ROWLEY, Sir William, 2nd. Bt. (1761-1832), of Tendring Hall, Suff.
Available from Boydell and Brewer
Family and Education
b. 10 Feb. 1761, 1st s. of Adm. Sir Joshua Rowley, 1st Bt., by Sarah, da. and h. of Bartholomew Burton, dep. gov. Bank of England, of Petersham, Surr. educ. Harrow 1774. m. 23 Mar. 1785, Susanna Edith, da. of Adm. Sir Robert Harland, 1st Bt., of Sproughton, Suff., 5s. 6da. suc. fa. as 2nd Bt. 26 Feb. 1790.
Lt. and capt. 96 Ft. 1780, 3 Ft. Gds. 1782-6; lt.-col. commdt. Suff. vol. cav. 1798.
Sheriff, Suff. 1791-2.
Rowley joined Brooks’s Club, sponsored by Fox, on 28 Apr. 1790, soon after coming into Tendring, which he rebuilt. He was a nephew of Clotworthy Rowley* and cousin of Samuel Campbell Rowley* and William Rowley*. He would have liked to offer for the county in 1796, but was precluded by an undertaking not to oppose the candidature of Viscount Brome. He stipulated that he would take advantage of the next vacancy. It arose on Brome’s succession to the peerage in 1805, but the sense of the county was against him, despite Fox’s blessing, and he did not then persevere.1 The retirement of Bunbury in 1812 gave him his opportunity.
Rowley is not known to have spoken in the House before 1820, but he was a steady supporter of the Whig opposition and, as such, cancelled his colleague Gooch’s votes on the other side. He supported Catholic relief as steadily as Gooch opposed it.

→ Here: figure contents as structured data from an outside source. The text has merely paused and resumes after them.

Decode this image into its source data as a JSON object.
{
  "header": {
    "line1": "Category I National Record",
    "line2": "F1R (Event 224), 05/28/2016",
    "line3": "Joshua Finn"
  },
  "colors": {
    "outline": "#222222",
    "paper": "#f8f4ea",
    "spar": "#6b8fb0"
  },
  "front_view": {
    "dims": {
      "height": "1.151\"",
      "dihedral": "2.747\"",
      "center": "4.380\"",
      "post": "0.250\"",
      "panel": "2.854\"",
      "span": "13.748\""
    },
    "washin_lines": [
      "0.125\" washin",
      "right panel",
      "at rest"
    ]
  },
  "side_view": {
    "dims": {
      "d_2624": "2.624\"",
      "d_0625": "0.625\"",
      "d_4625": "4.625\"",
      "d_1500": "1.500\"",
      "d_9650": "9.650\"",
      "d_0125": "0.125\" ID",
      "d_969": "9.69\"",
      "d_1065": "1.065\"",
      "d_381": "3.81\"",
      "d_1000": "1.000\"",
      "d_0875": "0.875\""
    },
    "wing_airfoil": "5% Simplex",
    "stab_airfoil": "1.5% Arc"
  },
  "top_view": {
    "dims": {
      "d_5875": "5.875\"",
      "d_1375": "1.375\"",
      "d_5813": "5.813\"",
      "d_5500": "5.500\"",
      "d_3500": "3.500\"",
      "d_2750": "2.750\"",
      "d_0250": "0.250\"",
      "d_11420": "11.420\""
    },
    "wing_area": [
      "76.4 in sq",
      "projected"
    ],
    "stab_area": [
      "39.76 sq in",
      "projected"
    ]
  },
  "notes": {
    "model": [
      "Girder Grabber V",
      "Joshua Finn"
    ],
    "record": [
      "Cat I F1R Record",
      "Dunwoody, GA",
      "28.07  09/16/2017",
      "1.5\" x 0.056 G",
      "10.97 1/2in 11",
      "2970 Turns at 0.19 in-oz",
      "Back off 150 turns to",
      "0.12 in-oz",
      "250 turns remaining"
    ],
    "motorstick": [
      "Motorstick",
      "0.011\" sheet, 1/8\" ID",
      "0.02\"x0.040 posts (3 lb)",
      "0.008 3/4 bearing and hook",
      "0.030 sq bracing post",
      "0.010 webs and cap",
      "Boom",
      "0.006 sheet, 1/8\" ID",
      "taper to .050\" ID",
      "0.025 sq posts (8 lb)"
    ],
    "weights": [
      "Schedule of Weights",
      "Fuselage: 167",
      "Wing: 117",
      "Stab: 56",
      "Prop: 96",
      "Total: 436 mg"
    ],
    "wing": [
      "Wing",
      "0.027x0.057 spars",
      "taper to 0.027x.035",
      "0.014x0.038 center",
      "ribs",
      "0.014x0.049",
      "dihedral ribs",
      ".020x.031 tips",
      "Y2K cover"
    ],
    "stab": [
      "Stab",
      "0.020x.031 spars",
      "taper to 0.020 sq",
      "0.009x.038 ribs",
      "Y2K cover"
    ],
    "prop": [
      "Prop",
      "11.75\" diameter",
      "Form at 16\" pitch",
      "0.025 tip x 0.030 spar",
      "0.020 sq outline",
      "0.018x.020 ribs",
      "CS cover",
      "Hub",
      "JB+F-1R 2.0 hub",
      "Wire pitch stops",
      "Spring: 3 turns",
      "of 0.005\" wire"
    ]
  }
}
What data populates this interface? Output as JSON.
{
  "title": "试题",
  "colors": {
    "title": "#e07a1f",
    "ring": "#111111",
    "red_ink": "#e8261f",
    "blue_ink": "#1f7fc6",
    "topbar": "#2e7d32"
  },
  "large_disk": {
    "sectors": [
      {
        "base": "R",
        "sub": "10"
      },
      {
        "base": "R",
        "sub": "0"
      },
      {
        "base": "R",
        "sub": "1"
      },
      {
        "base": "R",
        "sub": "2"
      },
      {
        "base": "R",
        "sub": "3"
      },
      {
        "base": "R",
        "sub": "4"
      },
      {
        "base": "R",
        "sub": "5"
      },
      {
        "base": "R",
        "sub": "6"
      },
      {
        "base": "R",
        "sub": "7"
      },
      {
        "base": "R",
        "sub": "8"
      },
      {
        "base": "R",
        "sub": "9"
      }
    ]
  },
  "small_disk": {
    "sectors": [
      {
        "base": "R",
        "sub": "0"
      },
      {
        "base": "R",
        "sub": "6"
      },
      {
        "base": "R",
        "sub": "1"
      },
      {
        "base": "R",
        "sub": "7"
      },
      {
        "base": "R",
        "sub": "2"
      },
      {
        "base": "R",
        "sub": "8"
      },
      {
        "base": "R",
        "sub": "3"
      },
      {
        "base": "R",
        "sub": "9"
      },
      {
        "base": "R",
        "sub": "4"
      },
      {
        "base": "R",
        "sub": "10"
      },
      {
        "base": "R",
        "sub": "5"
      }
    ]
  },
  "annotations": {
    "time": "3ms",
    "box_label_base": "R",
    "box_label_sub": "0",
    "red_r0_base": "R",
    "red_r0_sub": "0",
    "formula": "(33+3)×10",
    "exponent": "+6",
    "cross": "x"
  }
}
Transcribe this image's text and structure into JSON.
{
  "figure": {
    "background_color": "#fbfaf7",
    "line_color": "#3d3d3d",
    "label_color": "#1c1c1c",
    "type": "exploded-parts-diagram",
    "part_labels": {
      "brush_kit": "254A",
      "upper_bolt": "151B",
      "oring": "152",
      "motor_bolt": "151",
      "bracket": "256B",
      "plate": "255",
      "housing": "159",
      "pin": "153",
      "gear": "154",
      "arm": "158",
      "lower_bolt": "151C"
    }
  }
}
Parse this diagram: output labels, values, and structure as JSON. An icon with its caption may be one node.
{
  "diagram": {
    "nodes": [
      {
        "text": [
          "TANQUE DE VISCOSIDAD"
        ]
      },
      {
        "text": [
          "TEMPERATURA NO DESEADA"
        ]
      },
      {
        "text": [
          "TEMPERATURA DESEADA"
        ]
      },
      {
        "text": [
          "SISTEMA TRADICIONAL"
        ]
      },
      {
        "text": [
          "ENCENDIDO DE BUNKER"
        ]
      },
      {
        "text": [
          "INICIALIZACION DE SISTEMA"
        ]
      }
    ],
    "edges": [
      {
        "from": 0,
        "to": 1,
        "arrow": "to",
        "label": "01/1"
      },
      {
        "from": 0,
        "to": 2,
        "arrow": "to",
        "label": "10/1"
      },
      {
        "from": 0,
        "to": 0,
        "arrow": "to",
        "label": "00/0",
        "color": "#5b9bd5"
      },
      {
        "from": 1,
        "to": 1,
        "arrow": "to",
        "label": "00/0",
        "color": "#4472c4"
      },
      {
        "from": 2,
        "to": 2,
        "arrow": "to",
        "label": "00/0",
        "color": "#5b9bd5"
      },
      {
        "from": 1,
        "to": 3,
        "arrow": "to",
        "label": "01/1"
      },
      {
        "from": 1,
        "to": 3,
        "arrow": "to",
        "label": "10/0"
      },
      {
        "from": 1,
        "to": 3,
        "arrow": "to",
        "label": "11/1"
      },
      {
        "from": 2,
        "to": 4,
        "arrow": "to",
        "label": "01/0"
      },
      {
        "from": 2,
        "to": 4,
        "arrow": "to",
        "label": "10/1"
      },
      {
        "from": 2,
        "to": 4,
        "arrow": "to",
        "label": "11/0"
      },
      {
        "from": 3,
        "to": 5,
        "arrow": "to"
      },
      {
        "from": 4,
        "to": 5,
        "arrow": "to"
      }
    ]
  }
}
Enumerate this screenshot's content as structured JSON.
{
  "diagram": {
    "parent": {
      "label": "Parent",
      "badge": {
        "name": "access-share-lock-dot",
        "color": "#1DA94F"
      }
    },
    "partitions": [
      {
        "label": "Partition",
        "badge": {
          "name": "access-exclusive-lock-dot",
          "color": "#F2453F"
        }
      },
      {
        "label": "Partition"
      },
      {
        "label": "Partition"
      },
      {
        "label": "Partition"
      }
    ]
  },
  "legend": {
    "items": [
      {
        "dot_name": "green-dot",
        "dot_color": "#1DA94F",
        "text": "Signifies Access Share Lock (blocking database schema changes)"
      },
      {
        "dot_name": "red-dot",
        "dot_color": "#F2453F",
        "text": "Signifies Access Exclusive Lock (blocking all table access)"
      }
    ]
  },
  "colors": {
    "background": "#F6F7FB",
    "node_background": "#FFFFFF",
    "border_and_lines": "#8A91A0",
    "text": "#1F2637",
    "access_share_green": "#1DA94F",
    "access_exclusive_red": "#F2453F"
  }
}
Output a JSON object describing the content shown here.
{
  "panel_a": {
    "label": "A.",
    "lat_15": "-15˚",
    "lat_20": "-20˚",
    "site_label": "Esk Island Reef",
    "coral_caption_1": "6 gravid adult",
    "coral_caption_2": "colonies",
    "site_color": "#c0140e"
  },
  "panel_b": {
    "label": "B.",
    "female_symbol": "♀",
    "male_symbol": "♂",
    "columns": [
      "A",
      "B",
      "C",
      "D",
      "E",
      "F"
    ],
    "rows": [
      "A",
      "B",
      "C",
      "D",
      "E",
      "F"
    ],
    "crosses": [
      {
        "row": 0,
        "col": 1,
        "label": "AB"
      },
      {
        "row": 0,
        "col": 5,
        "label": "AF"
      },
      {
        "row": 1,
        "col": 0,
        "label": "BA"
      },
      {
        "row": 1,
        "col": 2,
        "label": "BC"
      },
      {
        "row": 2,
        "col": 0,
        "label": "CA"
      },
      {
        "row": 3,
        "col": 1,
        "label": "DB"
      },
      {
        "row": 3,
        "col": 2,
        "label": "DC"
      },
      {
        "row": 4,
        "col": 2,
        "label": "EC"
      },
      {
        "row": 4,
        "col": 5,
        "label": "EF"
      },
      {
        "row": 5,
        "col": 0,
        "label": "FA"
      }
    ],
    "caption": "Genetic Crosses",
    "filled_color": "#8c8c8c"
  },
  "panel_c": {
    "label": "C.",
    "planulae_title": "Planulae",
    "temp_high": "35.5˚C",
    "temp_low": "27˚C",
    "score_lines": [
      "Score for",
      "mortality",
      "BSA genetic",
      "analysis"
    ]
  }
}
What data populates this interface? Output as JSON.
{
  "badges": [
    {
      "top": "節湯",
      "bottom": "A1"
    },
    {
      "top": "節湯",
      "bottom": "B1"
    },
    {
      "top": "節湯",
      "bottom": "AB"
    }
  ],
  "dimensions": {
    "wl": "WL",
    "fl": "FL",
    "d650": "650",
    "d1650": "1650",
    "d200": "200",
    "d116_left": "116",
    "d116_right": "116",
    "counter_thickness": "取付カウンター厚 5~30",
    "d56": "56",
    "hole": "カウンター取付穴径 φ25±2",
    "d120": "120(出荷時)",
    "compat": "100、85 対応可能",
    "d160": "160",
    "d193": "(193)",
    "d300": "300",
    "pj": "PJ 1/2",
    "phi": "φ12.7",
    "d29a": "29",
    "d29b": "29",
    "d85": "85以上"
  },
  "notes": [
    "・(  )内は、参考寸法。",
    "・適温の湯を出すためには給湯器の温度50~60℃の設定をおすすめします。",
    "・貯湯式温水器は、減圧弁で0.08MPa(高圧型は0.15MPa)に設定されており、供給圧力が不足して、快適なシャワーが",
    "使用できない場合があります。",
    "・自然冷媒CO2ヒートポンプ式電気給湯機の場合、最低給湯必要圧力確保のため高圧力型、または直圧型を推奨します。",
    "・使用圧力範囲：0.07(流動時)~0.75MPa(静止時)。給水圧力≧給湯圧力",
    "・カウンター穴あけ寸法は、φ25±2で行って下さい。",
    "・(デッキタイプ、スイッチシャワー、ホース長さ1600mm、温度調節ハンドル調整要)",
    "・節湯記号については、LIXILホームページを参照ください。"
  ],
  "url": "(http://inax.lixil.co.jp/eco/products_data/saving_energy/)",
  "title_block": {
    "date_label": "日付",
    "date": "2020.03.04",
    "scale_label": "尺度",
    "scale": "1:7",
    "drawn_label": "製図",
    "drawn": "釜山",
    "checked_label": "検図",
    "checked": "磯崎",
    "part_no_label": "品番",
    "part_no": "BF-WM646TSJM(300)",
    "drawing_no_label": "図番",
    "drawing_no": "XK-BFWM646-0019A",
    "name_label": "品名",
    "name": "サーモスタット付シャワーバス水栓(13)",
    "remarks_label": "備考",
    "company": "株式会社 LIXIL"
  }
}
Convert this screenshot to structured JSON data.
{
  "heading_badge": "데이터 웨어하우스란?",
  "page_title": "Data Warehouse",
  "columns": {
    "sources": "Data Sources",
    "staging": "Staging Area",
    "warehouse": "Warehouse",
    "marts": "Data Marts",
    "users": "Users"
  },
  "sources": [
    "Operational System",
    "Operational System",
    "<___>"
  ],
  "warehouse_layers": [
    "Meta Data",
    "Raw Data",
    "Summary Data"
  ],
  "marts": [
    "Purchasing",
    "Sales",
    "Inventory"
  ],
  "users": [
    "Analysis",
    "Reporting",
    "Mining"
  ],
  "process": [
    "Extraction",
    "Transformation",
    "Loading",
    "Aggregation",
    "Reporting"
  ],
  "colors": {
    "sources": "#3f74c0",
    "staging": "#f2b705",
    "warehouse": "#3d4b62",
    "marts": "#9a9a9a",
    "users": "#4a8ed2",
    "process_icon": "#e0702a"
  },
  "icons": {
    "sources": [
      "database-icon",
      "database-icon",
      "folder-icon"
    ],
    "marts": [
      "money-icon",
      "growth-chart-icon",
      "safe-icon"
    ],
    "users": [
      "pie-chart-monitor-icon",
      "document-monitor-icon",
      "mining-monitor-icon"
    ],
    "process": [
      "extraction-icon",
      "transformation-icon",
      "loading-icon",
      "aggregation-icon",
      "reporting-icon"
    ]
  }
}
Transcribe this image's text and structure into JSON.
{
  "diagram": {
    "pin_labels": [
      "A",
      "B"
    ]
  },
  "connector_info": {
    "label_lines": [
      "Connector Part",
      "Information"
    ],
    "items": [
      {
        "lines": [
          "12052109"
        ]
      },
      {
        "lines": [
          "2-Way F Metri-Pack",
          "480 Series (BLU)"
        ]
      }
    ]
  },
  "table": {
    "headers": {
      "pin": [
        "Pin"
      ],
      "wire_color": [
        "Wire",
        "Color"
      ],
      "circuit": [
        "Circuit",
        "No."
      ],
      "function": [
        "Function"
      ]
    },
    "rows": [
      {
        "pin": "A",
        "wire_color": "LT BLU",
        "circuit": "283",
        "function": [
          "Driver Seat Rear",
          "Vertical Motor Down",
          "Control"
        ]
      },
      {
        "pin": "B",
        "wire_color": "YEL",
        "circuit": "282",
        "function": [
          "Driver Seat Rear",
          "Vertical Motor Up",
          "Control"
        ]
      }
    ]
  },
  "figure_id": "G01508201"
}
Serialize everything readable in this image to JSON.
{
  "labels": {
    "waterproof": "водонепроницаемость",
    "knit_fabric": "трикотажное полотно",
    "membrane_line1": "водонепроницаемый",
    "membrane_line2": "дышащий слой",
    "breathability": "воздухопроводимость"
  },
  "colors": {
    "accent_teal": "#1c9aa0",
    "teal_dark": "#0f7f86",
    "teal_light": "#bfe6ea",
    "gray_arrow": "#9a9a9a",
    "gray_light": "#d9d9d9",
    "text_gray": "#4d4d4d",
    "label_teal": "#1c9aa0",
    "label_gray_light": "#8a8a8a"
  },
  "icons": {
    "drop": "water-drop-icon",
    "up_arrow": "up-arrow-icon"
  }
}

Critical divisions apart, he was in the minorities against the East India Company trade monopoly, 17 June 1813, and against the resumption of war with Buonaparte, 28 Apr., 25 May 1815. He sat on the corn trade committee (from 7 Apr. 1813) and his house in Welbeck Street was attacked by the London mob because of his support of the corn bill in 1815. He voted against ministers on foreign policy questions, 1814-16, and regularly supported retrenchment. He opposed the suspension of habeas corpus in February and June 1817. He was for inquiry into the trade depression, 13 Mar. 1817, and opposed the public lottery, 19 May. He was advanced enough to support Burdett’s reform motion, 20 May 1817, and Heron’s for the repeal of the Septennial Act, 19 May 1818. His attendance was limited in the latter session, the only other votes known being against the ducal marriage grants, 13, 15 Apr., and for the Bank resumption of cash payments, 1 May. He was of the Poor Laws committee that session and in 1819. He received radical support for his conduct on seeking re-election in 1818.2
Rowley signed the requisition to Tierney to lead the Whig opposition in the House after his re-election. He voted for Tierney’s motion for a committee on the Bank, 2 Feb. 1819, and, after an interval of illness, resumed steady opposition by 18 Mar. He supported burgh reform, 1 Apr., 6 May. His opposition to the malt and excise duties in June was reinforced by constituency pressure. He supported inquiry into the abuse of charitable foundations, 23 June. In the next session he voted in the minority until 6 Dec., when he supported the attempt to limit the duration of the seditious meetings bill to three years. He died 20 Oct. 1832.